Oil marketer Vivo Energy Kenya, has rolled out an expansion drive targeting leases and acquisition of service stations to grow its sales revenue and market share.
A total of 18 new outlets have so far been opened by the marketer over the last seven months.
In a campaign launched yesterday, the company has also re-entered into the Western part of the country after it retreated more than five years ago due to increase in cases of adultered fuel that hit its bottom line.
“We want to regain our business and grow our presence across the country,” said ViVo Group Executive Vice President, supplies and marketing, David Mureithi.

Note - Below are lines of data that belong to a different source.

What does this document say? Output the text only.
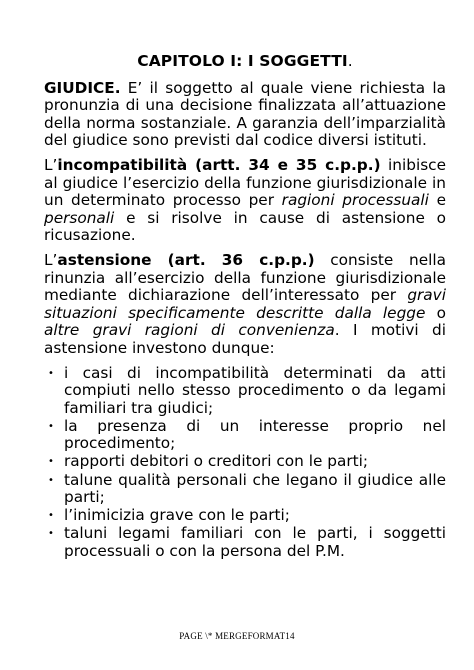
CAPITOLO I: I SOGGETTI.

GIUDICE. E’ il soggetto al quale viene richiesta la pronunzia di una decisione finalizzata all’attuazione della norma sostanziale. A garanzia dell’imparzialità del giudice sono previsti dal codice diversi istituti.

L’incompatibilità (artt. 34 e 35 c.p.p.) inibisce al giudice l’esercizio della funzione giurisdizionale in un determinato processo per ragioni processuali e personali e si risolve in cause di astensione o ricusazione.

L’astensione (art. 36 c.p.p.) consiste nella rinunzia all’esercizio della funzione giurisdizionale mediante dichiarazione dell’interessato per gravi situazioni specificamente descritte dalla legge o altre gravi ragioni di convenienza. I motivi di astensione investono dunque:

• i casi di incompatibilità determinati da atti compiuti nello stesso procedimento o da legami familiari tra giudici;
• la presenza di un interesse proprio nel procedimento;
• rapporti debitori o creditori con le parti;
• talune qualità personali che legano il giudice alle parti;
• l’inimicizia grave con le parti;
• taluni legami familiari con le parti, i soggetti processuali o con la persona del P.M.
PAGE \* MERGEFORMAT14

KenolKobil is ranked third with a market share of 14.7 percent.
Petroleum Institute of East Africa (PIEA) had earlier in the year said it had written a proposal to the Energy ministry to start taxing Kerosene as a measure to tame influx of fake fuel.

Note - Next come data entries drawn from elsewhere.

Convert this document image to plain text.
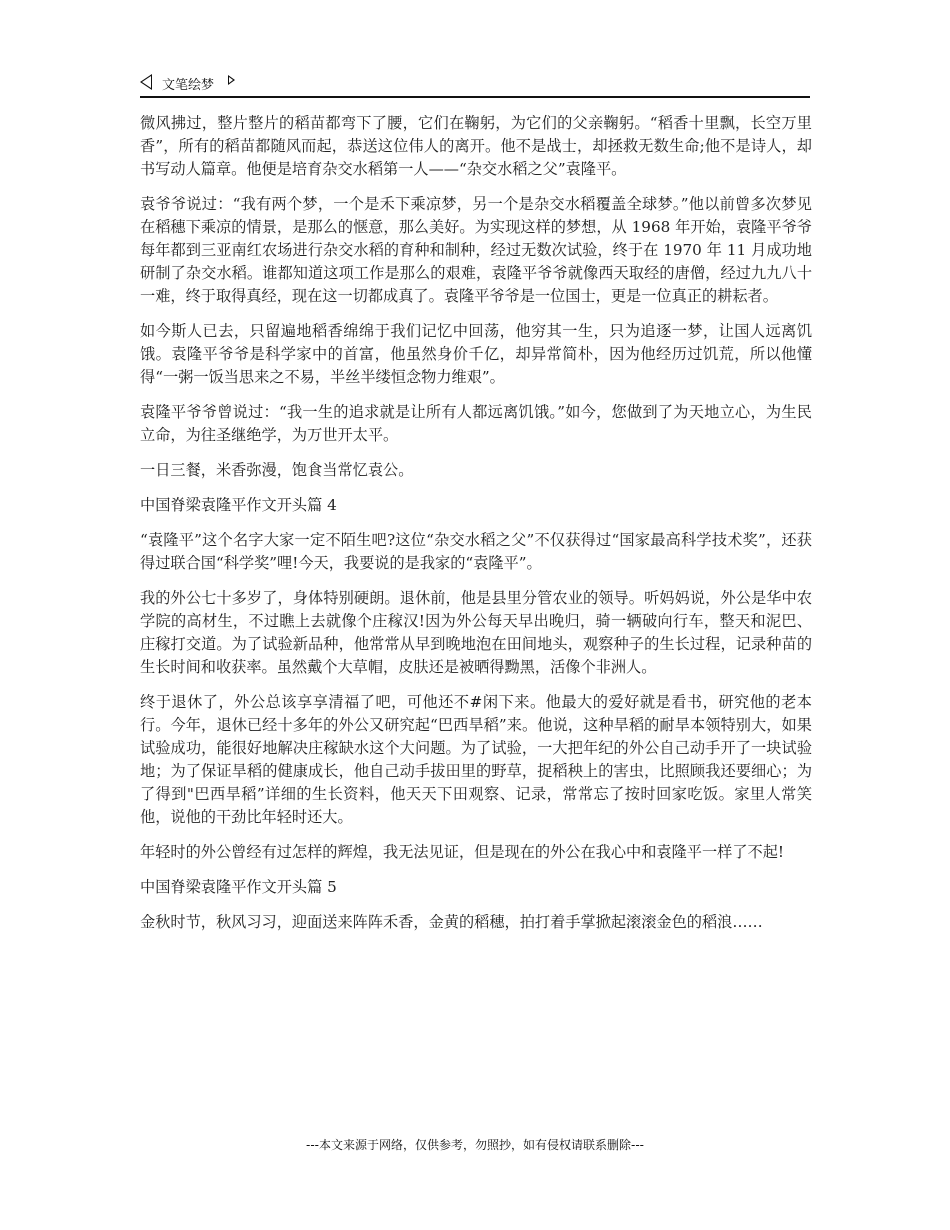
文笔绘梦

微风拂过，整片整片的稻苗都弯下了腰，它们在鞠躬，为它们的父亲鞠躬。“稻香十里飘，长空万里香”，所有的稻苗都随风而起，恭送这位伟人的离开。他不是战士，却拯救无数生命;他不是诗人，却书写动人篇章。他便是培育杂交水稻第一人——“杂交水稻之父”袁隆平。

袁爷爷说过：“我有两个梦，一个是禾下乘凉梦，另一个是杂交水稻覆盖全球梦。”他以前曾多次梦见在稻穗下乘凉的情景，是那么的惬意，那么美好。为实现这样的梦想，从 1968 年开始，袁隆平爷爷每年都到三亚南红农场进行杂交水稻的育种和制种，经过无数次试验，终于在 1970 年 11 月成功地研制了杂交水稻。谁都知道这项工作是那么的艰难，袁隆平爷爷就像西天取经的唐僧，经过九九八十一难，终于取得真经，现在这一切都成真了。袁隆平爷爷是一位国士，更是一位真正的耕耘者。

如今斯人已去，只留遍地稻香绵绵于我们记忆中回荡，他穷其一生，只为追逐一梦，让国人远离饥饿。袁隆平爷爷是科学家中的首富，他虽然身价千亿，却异常简朴，因为他经历过饥荒，所以他懂得“一粥一饭当思来之不易，半丝半缕恒念物力维艰”。

袁隆平爷爷曾说过：“我一生的追求就是让所有人都远离饥饿。”如今，您做到了为天地立心，为生民立命，为往圣继绝学，为万世开太平。

一日三餐，米香弥漫，饱食当常忆袁公。

中国脊梁袁隆平作文开头篇 4

“袁隆平”这个名字大家一定不陌生吧?这位“杂交水稻之父”不仅获得过“国家最高科学技术奖”，还获得过联合国“科学奖”哩!今天，我要说的是我家的“袁隆平”。

我的外公七十多岁了，身体特别硬朗。退休前，他是县里分管农业的领导。听妈妈说，外公是华中农学院的高材生，不过瞧上去就像个庄稼汉!因为外公每天早出晚归，骑一辆破向行车，整天和泥巴、庄稼打交道。为了试验新品种，他常常从早到晚地泡在田间地头，观察种子的生长过程，记录种苗的生长时间和收获率。虽然戴个大草帽，皮肤还是被晒得黝黑，活像个非洲人。

终于退休了，外公总该享享清福了吧，可他还不#闲下来。他最大的爱好就是看书，研究他的老本行。今年，退休已经十多年的外公又研究起“巴西旱稻”来。他说，这种旱稻的耐旱本领特别大，如果试验成功，能很好地解决庄稼缺水这个大问题。为了试验，一大把年纪的外公自己动手开了一块试验地；为了保证旱稻的健康成长，他自己动手拔田里的野草，捉稻秧上的害虫，比照顾我还要细心；为了得到"巴西旱稻”详细的生长资料，他天天下田观察、记录，常常忘了按时回家吃饭。家里人常笑他，说他的干劲比年轻时还大。

年轻时的外公曾经有过怎样的辉煌，我无法见证，但是现在的外公在我心中和袁隆平一样了不起!

中国脊梁袁隆平作文开头篇 5

金秋时节，秋风习习，迎面送来阵阵禾香，金黄的稻穗，拍打着手掌掀起滚滚金色的稻浪……

---本文来源于网络，仅供参考，勿照抄，如有侵权请联系删除---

New stations planned for the western region include Awendo and Kisii by early next year.
The campaign will see the company open a total of 22 new Shell Petrol Stations this year alone across the 47 counties bringing to 138 number of its service stations in Kenya.
The company’s managing Director, Polycarp Igathe said this is part of the group’s expansion plans in Africa that has seen it invest over Sh 22.3 Billion ($250 Million) over the last 3 years across the continent.
Improved policies in the sector’s downstream, he said has given oil dealers a 30 percent margin that has sparked interest among entrepreneurs seeking to venture in the petrol station business.